The Reith lectures have also been delivered by the Chief Rabbi, Dr Jonathan Sacks (The Persistence of Faith, 1990), Dr Steve Jones (The Language of the Genes, 1991), Michael Sandal (A New Citizenship, 2009), Martin Rees (Scientific Horizons, 2010) and Aung San Suu Kyi and Eliza Manningham-Buller (Securing Freedom, 2011). Most recently the Reith Lecturers have been Niall Ferguson (The Rule of Law and Its Enemies, 2012), Grayson Perry (Playing to the Gallery, 2013), Dr.

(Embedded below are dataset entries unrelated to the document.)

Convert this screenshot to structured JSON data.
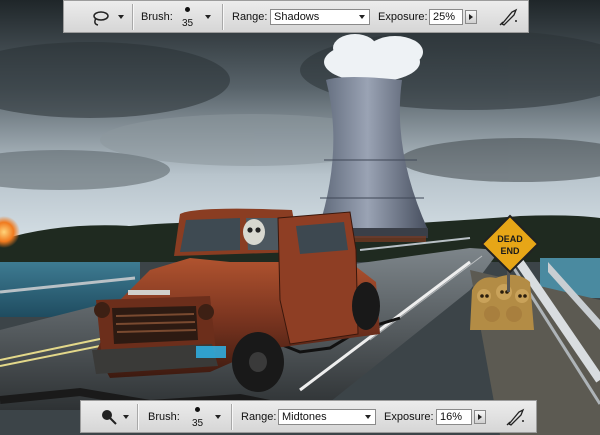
{
  "top_toolbar": {
    "tool_icon": "dodge-tool-icon",
    "brush_label": "Brush:",
    "brush_size": "35",
    "range_label": "Range:",
    "range_value": "Shadows",
    "exposure_label": "Exposure:",
    "exposure_value": "25%",
    "airbrush_icon": "airbrush-icon"
  },
  "bottom_toolbar": {
    "tool_icon": "burn-tool-icon",
    "brush_label": "Brush:",
    "brush_size": "35",
    "range_label": "Range:",
    "range_value": "Midtones",
    "exposure_label": "Exposure:",
    "exposure_value": "16%",
    "airbrush_icon": "airbrush-icon"
  },
  "canvas": {
    "sign_line1": "DEAD",
    "sign_line2": "END"
  }
}
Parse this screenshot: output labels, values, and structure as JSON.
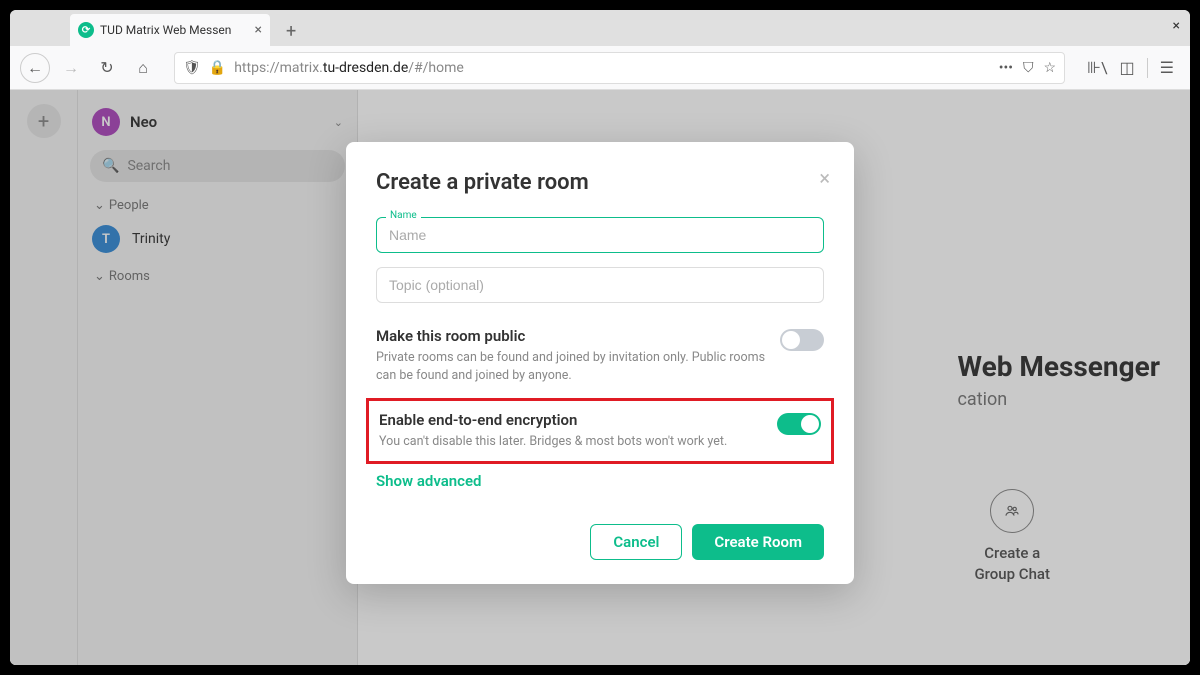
{
  "browser": {
    "tab_title": "TUD Matrix Web Messen",
    "url_secure_prefix": "https://matrix.",
    "url_host": "tu-dresden.de",
    "url_path": "/#/home"
  },
  "sidebar": {
    "user_initial": "N",
    "user_name": "Neo",
    "search_placeholder": "Search",
    "sections": {
      "people": "People",
      "rooms": "Rooms"
    },
    "people": [
      {
        "initial": "T",
        "name": "Trinity"
      }
    ]
  },
  "background": {
    "title_fragment": "Web Messenger",
    "subtitle_fragment": "cation",
    "action_line1": "Create a",
    "action_line2": "Group Chat"
  },
  "modal": {
    "title": "Create a private room",
    "name_label": "Name",
    "name_placeholder": "Name",
    "topic_placeholder": "Topic (optional)",
    "make_public": {
      "title": "Make this room public",
      "desc": "Private rooms can be found and joined by invitation only. Public rooms can be found and joined by anyone.",
      "value": false
    },
    "e2e": {
      "title": "Enable end-to-end encryption",
      "desc": "You can't disable this later. Bridges & most bots won't work yet.",
      "value": true
    },
    "show_advanced": "Show advanced",
    "cancel": "Cancel",
    "create": "Create Room"
  }
}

Atul Gawande (The Future of Medicine, 2015), Stephen Hawking (Black Holes, 2016), Kwame Anthony Appiah (Mistaken Identities, 2016) and Hilary Mantel (Resurrection: The Art And Craft, 2017).
The Reith Archive is available at bbc.co.uk/radio4/reith and also includes the five-part series, Reith Revisited, broadcast earlier this year in which Sarah Montague and guests consider how some of the earliest BBC Reith Lectures look from the perspective of 2017. The ideas and individuals explored in the series included Michael Sandel, who examines Bertrand Russell’s inaugural 1948 Reith Lecture series on Authority And The Individual; Grayson Perry who revisits Nikolaus Pevsner’s The Englishness Of English Art; Brian Cox who explores the lectures on Science And The Common Understanding delivered by Robert Oppenheimer, the scientist known as the father of the atomic bomb; Professor Anand Menon on Robert Birley’s lectures on Britain In Europe; and Professor Angela Stent on George Kennan’s lectures on Russia, The Atom And The West.